Por un artículo publicado en « La correspondencia de España» el 1 de enero de 1896, sabemos que ya se tomaron uvas en los círculos más poderosos, mientras cientos de miles de soldados se jugaban la vida en la Guerra de Cuba allende los mares: «A las doce en punto de la noche saludaron los ministros la entrada del nuevo año comiendo ricas uvas y bebiendo champagne, pronunciándose con este motivo entusiastas y patrióticos brindis por el general Martínez Campos, por el ejército que tan valientemente pelea en Cuba y por la pronta pacificación de la isla», podía leerse en el diario.
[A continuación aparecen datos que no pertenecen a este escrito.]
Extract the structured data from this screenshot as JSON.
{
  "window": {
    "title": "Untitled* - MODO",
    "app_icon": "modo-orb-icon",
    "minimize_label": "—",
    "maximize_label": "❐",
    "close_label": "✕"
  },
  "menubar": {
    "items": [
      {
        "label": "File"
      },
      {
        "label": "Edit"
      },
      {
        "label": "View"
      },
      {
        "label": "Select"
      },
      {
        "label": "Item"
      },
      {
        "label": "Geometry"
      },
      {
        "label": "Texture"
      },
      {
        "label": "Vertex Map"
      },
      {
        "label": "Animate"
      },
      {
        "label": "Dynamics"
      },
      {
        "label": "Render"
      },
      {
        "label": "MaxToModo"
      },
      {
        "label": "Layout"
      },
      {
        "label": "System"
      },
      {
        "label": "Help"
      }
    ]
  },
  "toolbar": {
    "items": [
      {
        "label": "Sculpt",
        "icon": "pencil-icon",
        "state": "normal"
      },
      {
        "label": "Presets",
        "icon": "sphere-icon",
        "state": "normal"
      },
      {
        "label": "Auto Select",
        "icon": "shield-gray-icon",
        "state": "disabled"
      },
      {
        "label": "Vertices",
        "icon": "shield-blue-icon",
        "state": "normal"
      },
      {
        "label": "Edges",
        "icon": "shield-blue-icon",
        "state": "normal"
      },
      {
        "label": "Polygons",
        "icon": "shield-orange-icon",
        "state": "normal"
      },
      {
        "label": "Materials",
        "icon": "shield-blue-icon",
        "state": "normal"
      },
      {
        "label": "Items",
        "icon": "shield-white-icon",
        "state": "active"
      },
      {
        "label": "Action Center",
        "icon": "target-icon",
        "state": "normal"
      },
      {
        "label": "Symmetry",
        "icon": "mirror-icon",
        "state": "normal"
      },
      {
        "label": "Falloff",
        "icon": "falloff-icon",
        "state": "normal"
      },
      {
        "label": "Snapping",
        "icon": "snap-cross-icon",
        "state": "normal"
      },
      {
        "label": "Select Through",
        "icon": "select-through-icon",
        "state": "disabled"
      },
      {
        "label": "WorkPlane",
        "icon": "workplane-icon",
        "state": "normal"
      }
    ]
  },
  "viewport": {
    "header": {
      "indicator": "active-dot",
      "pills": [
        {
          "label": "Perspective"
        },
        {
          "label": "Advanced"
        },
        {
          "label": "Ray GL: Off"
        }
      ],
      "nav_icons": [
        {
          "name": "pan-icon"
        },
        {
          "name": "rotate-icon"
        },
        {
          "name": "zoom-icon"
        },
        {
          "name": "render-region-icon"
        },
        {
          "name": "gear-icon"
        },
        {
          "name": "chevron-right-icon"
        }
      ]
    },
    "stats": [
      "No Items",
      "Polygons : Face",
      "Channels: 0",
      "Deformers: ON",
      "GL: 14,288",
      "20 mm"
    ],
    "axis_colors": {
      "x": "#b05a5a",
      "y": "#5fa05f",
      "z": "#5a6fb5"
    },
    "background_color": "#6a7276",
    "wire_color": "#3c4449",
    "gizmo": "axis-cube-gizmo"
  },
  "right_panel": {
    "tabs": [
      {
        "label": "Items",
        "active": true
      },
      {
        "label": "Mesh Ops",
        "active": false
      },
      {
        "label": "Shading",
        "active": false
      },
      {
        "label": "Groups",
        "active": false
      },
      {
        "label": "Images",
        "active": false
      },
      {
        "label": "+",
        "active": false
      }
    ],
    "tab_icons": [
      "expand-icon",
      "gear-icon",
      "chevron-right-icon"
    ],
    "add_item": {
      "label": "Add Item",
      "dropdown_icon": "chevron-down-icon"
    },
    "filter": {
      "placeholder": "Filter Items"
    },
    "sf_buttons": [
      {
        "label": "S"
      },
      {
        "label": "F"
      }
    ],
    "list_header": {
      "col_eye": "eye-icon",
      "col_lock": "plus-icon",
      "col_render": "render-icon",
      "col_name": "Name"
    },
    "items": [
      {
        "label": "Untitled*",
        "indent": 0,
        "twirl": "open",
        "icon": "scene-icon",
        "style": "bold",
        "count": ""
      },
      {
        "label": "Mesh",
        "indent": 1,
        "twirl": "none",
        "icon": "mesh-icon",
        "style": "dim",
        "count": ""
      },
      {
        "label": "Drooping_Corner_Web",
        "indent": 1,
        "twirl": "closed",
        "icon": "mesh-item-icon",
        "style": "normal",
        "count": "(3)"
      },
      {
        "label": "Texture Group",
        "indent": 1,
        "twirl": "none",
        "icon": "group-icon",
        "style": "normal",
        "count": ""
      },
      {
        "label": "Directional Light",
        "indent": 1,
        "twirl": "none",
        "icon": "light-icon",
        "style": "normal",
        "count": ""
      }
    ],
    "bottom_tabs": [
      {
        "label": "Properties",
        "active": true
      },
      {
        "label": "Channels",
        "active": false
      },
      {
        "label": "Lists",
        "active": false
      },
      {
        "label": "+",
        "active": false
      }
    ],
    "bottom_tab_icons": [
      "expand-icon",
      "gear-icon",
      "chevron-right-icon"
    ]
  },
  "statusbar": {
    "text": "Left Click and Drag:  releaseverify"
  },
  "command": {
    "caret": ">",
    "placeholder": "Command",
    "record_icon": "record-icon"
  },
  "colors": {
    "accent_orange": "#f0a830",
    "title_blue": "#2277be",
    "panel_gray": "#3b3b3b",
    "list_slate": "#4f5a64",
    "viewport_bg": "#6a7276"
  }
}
No se habla del número de uvas ni de si se las comieron con las campanadas de las doce, algo a lo que sí se hace referencia al año siguiente en « Gedeón». El semanario cita a otro periódico, del que no da el nombre, donde se dice que «es costumbre madrileña comer doce uvas al dar las doce horas en el reloj que separa el año saliente del entrante». Aunque después le corrige: «La costumbre no es madrileña, ni las uvas son doce, sino tres, por lo general». ¿Cuál está en los cierto? No llegamos a averiguarlo si atendemos a lo contando en la prensa aquellos días

La imagen más antigua que se conserva de la multitud celebrando el año nuevo en la Puerta del Sol  (españa) la encontramos en el archivo de ABC. Fue tomada en la Nochevieja de 1912 y en ella quedan perfectamente reflejadas la alegría, la emoción y el alboroto que cada año conforman el cuadro popular frente al reloj de la Casa de Correos de Madrid. Sin embargo, la primera mención en este periódico es de seis años antes, el 2 de enero de 1906, donde se aseguraba haber «observado mucho culto a la costumbre de comer doce uvas al dar las doce del último día y nacer el nuevo año. Según los apologistas del sistema, comiéndolas en ese preciso momento se augura la posesión de dinero».

La costumbre terminó por extenderse a las familias más modestas, que comenzaron a acudir a la Puerta del Sol para burlarse de la burguesía y su tradición supuestamente importada de Francia y Alemania. Así se explicaba en « La Ilustración española y americana», en un artículo publicado a comienzos de 1907 donde se reproduce una conversación entre el periodista y el entrevistado:

«—¿Tomó usted las doce uvas al dar las doce campanadas que anunciaban la entrada del año 1907?

—Si, señor. Y seguí tomando hasta sesenta. ¡Eran tan dulces y estaban tan fresquitas! Y a propósito de supersticiones, ¿no es admirable la rapidez con que se propagan? Hay escritores que llaman ya tradicional a una costumbre importada del extranjero hace muy pocos años por algunas familias aristócratas, y que fue acogida con burlona seriedad por la clase media y el pueblo. Los fruteros la aprovechan para revender uvas por docenas. Toda costumbre supersticiosa es productiva para los especuladores. Con el jugo de las uvas se han despedido los años en Madrid, para alegrarse de la tristeza natural que causa el hallar una cuenta menos en el rosario de la vida, que tiene pocos dieces».

Con el excedente de uva en la cosecha de 1909, los agricultores alicantinos dieron el impulso definitivo para convertir esa tradición elitista en todo un símbolo de España. Una tradición «robada» a la clases poderosas que, en la actualidad, nos lleva a consumir entre 1,5 y 2 millones de kilogramos de uvas cada 31 de diciembre.